Lot of Repositories to Release
Due to the fact that we decided to use a micro service architecture we wanted to enforce this by separating the components as much as possible to reduce risk of tight coupling. This resulted in a pattern where we use own repositories for each component. This led to the vast number of roundabout a dozen repositories at GitHub. All these repositories needed to be coordinated and aligned for a release which results in a lot of tedious work. Also we now had a lot of different places to look for issues and documenting things.
Scanners Running All the Time
Above I mentioned that we decided to use polling to coordinate the scanners. Firstly it looks reasonable to choose this approach because a push-based such resource handling is hard to implement. But as we used the secureCodeBox more and more in our projects we realized that cloud is not always that cheap as one would expect: If your containers run all the time cost may rise very quickly.
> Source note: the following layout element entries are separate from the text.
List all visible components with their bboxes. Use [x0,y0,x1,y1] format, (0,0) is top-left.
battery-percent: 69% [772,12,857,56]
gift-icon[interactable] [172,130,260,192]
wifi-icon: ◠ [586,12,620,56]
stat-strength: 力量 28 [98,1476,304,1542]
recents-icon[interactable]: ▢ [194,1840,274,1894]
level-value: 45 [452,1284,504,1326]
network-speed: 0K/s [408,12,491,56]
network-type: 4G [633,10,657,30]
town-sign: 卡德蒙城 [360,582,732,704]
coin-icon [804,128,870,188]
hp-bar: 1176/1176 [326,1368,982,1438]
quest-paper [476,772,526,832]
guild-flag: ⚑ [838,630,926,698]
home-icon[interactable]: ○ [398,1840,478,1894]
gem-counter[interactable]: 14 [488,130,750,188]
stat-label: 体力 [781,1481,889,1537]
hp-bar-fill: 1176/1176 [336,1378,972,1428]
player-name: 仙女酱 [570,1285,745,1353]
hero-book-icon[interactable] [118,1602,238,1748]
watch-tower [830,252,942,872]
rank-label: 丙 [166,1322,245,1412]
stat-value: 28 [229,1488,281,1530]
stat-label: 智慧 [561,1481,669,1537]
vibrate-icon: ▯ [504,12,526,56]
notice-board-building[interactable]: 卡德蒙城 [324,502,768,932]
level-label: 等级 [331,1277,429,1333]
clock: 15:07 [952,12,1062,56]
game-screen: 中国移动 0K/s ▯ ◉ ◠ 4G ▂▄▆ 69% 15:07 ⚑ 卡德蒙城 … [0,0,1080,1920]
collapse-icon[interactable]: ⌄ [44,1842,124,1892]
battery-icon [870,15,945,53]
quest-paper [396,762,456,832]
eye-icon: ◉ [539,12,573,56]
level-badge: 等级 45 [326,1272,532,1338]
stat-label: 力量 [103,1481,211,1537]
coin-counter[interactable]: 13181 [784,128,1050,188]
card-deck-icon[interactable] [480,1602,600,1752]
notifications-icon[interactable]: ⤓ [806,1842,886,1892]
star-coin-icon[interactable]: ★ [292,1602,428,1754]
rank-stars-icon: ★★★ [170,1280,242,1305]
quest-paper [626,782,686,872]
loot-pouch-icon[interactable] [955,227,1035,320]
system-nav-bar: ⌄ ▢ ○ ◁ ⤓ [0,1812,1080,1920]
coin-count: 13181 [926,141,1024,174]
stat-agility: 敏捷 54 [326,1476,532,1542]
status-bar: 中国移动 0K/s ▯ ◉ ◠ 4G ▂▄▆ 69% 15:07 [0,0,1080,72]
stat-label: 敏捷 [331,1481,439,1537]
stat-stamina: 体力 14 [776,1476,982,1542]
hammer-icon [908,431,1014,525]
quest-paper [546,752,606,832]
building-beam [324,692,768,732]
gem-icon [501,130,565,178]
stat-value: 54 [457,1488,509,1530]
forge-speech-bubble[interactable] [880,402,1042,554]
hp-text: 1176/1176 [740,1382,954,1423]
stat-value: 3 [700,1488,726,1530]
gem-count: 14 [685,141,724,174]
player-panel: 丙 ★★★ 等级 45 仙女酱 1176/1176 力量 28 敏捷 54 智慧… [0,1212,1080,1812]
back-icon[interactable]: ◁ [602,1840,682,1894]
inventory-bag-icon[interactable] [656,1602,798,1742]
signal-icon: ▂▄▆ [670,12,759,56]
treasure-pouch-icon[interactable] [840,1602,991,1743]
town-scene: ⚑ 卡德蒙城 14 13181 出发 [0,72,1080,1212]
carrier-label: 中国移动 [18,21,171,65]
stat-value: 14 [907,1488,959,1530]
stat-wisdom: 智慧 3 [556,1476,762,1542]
In our case we used the secureCodeBox to scan all our company's infrastructure and hence we had hundreds of running scanner containers to spread the load. Due to the fact that they're running all the time and not only when they have work our operational costs rises very quickly. So in retrospective this architectural choice was not that good.
Boilerplateing for Scanner Integration
The integration of new scanners were not that easy as we assumed. First problem was you have to write lot of boilerplate code to translate from the scan task coming from the engine's API – Remember, above I said that a scanner polls for these tasks by requesting an API endpoint of the engine. – into the appropriate format of the scan tool's CLI. Also you needed to write the translation back from the tool's output to the format the engine can deal with. As if this was not enough you also had to write a BPMN process model which describes the scan and makes it possible to integrate it into the BPMN based engine. Turns out: That's too much tedious work. Nobody in the community contributed new scanners. In fact only one of our core committers did this extra mile and contributed new scanners (thanks Robert).
Heavy Engine with SpringBoot and Camunda
We decided to use the Camunda BPMN as core for our engine. We used the ready packaged dependency with Spring Boot because we wanted to provide a REST API for the engine and also add some nice web UI. So, Spring Boot looked like a reasonable choice. But it turned out as a big legacy. First it was a very large code base. If you have ever seen a Java based web application you know what I mean. Of course, Spring Boot reduces a lot of the typical Java boiler plate, but this is also part of the problem: It hides a lot of stuff behind some magic autoconfiguration. If you're not familiar with Spring Boot you have no clue how all this works. This made it very hard for contributors to fix or extend the engine. And as a site note: We discovered that nobody really used the fancy web UI. Frankly, it was only used for convincing business people in meetings.
All these drove us to make a major rewrite of secureCodeBox. How we changed the architecture will be described in a follow up article on this blog.